Intentó evocar la imagen de ella en su mente. Trató de recordar cómo se sentía tomar su mano en el cine hace tres años. Pero la imagen de Jessica se sentía como una fotografía vieja y borrosa, mientras que el calor de Zane, su olor a jabón y a piel, y la presión de su cuerpo contra el suyo eran realidades eléctricas que lo consumían.
Zane se movió un poco en sueños, apretando más el agarre. Su mano, que descansaba sobre el abdomen de Noah, subió unos centímetros, rozando la piel que quedaba expuesta bajo la camiseta. Noah soltó un suspiro entrecortado. No era un suspiro de molestia, sino de algo que se parecía peligrosamente al placer.
En ese momento, Noah se dio cuenta de algo aterrador: no quería moverse. No quería que Zane se despertara y se alejara. Quería quedarse allí, atrapado en ese monoambiente, protegido por esos brazos, donde los problemas económicos de su familia y la distancia con Jessica no podían alcanzarlo.
Zane abrió los ojos de repente. Su mirada azul, normalmente afilada y fría, estaba nublada por el sueño y llena de una ternura que dejó a Noah sin aliento.
—Buenos días —susurró Zane, con la voz ronca por el desuso. No se alejó. Al contrario, pegó más su frente a la de Noah—. ¿Dormiste bien?
Noah sintió que las palabras se le atoraban en la garganta. Estaba atrapado entre la lealtad a su pasado y la arrolladora presencia de su presente.
—Sí... bien —logró decir Noah, intentando forzar una sonrisa—. Tienes un brazo muy pesado, Handrix.
Zane sonrió, y por un segundo, su mirada bajó hacia los labios de Noah antes de volver a sus ojos. Fue un movimiento de apenas un milisegundo, pero Noah lo notó. Lo sintió como una descarga eléctrica.
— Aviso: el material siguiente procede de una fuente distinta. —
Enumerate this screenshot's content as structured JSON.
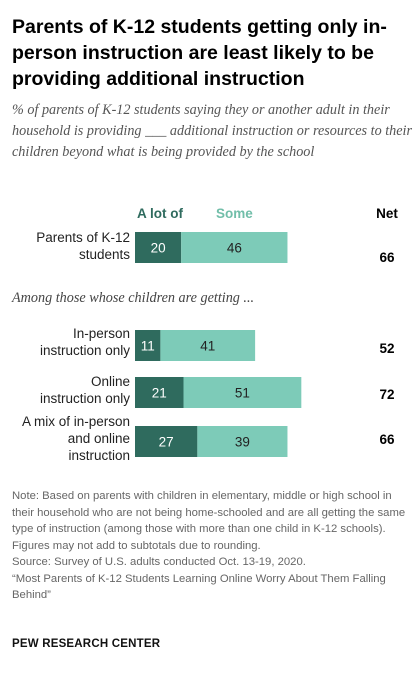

—Es para que no te escapes —bromeó Zane, aunque ambos sabían que había una verdad oculta en esas palabras—. Tienes que estudiar mucho hoy, y no quiero que te vayas temprano.
Noah se rió, pero su risa fue nerviosa. Por primera vez en su vida, empezó a dudar de lo que creía saber sobre sí mismo. ¿Era posible amar a alguien tanto tiempo como amigo y que, de repente, el suelo se moviera? ¿Era posible que el "novio perfecto" de Jessica estuviera deseando que el brazo de su mejor amigo nunca lo soltara?
Esa mañana, mientras desayunaban en silencio en la pequeña barra de la cocina, Noah no dejó de mirar a Zane de reojo. Cada vez que Zane le pasaba el azúcar o rozaba sus dedos al entregarle una taza, Noah sentía que un nuevo capítulo de su vida se estaba escribiendo, uno donde Jessica era solo un prólogo y Zane Handrix era la historia principal.
Noah Brooks, el chico de los hoyuelos y la sonrisa brillante, todavía no sabía que estaba enamorado de su mejor amigo. Pero su corazón ya lo sabía, y estaba empezando a latir con un ritmo que solo Zane sabía seguir.